Support from GC Business Growth Hub’s innovation team helped Ashton-based chemical manufacturers Lankem to test and develop a new fuel additive that reduces dangerous emissions from diesel engines.
Our innovation specialists are here to help identify new opportunities and overcome common issues, accelerating the time it takes to bring new products or services to market.
Lankem specialises in developing and manufacturing surfactants, products which can break down the interface between water and oils and dirt, holding them in suspension and allowing them to be removed. The company works with sectors that include agriculture, industrial cleaning and metal working.
Through its own product development Lankem identified that one of its commodities might affect harmful particulate emissions from diesel combustion. These particulates are small enough to be suspended in the air and when inhaled can cause major respiratory problems. The dangerous effects from diesel emissions are well documented and are a major issue around the world. If the product could be developed and proven, it could have a major impact on both the company and the environment.

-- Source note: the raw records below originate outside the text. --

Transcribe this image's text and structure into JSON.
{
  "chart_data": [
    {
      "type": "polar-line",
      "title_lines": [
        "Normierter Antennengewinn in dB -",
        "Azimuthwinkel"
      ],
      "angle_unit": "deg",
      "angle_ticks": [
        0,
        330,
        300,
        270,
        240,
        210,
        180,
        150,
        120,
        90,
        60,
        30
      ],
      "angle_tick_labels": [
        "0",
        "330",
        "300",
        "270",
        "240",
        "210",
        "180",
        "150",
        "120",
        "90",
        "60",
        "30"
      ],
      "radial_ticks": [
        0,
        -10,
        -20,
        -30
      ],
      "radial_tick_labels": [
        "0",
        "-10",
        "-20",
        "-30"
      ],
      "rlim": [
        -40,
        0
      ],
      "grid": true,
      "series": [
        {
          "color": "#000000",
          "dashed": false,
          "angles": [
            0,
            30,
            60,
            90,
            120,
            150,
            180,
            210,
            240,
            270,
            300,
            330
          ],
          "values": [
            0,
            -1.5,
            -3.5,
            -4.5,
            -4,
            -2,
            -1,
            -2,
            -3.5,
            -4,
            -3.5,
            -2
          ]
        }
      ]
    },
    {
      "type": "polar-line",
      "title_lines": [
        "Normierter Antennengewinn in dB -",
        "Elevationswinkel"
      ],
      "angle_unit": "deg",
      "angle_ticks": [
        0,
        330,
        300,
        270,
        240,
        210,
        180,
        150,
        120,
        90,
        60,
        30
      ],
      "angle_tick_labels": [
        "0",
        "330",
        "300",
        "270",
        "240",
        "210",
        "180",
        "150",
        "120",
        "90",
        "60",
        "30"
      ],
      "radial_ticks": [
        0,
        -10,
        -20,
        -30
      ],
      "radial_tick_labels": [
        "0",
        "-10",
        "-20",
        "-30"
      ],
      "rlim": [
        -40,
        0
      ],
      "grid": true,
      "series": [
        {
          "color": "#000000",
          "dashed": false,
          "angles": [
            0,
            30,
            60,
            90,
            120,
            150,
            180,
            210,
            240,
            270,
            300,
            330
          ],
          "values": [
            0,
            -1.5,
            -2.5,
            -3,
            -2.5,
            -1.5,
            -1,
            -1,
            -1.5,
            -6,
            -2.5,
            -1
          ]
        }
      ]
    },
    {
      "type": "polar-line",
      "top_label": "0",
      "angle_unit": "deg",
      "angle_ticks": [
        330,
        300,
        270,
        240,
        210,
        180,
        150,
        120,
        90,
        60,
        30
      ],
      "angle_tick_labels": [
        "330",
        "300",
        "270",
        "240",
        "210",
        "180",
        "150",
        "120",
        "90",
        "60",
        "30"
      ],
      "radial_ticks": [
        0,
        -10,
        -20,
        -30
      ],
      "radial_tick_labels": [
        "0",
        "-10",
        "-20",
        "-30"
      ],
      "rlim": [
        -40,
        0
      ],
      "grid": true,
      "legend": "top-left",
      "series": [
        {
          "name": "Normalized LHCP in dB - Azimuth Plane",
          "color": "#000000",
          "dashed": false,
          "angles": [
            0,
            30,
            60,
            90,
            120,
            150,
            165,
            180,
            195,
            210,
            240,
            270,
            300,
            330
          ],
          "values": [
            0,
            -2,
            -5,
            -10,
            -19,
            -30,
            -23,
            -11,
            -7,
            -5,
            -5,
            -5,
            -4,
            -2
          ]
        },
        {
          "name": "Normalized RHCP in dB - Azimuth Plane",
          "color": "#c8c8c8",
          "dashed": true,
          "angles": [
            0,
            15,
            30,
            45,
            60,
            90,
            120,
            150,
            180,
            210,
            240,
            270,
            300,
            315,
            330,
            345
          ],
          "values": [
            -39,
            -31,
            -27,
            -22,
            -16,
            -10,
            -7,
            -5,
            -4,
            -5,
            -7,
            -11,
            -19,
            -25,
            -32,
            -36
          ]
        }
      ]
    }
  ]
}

“This was a new area for us,” explains sales director Sean Hodgkinson. “We knew we were onto something new, and were confident we had developed a product that could have a major impact on harmful emissions from diesel fuels, but we needed to test it and prove it, and that’s where we needed support.”
The Hub’s innovation team has a strong working relationship with all four of the region’s universities, and circulated a draft collaboration project to gauge interest in Lankem’s new additive.
The University of Manchester came forward to offer their expertise and launched a six-month research and testing project which focused on the extent to which harmful particles were reduced, and also the effect the additive had on engine performance.
The research used the University’s testing facilities and Lankem was also given the opportunity to test the product in collaboration with the transport department at Tameside Metropolitan Borough Council, which helped to identify the best route forward with the product.
“As a result of the testing, we now have a much better understanding of the chemistry and impact of the fuel additive,” adds Sean. “It became clear that rather than using it in the automotive industry, it would be more effective used in larger engines, such as those used by ships and tankers. So, through the links we’ve made at the University of Manchester, we’re now working with experts at Southampton University, who have experience of shipping and marine technology.”
The development has helped to safeguard all 21 jobs at Lankem.
And Sean adds: “The project has allowed knowledge and research from the University to be transferred into the skill base of the company, and hopefully it’s just the first of many collaborations.”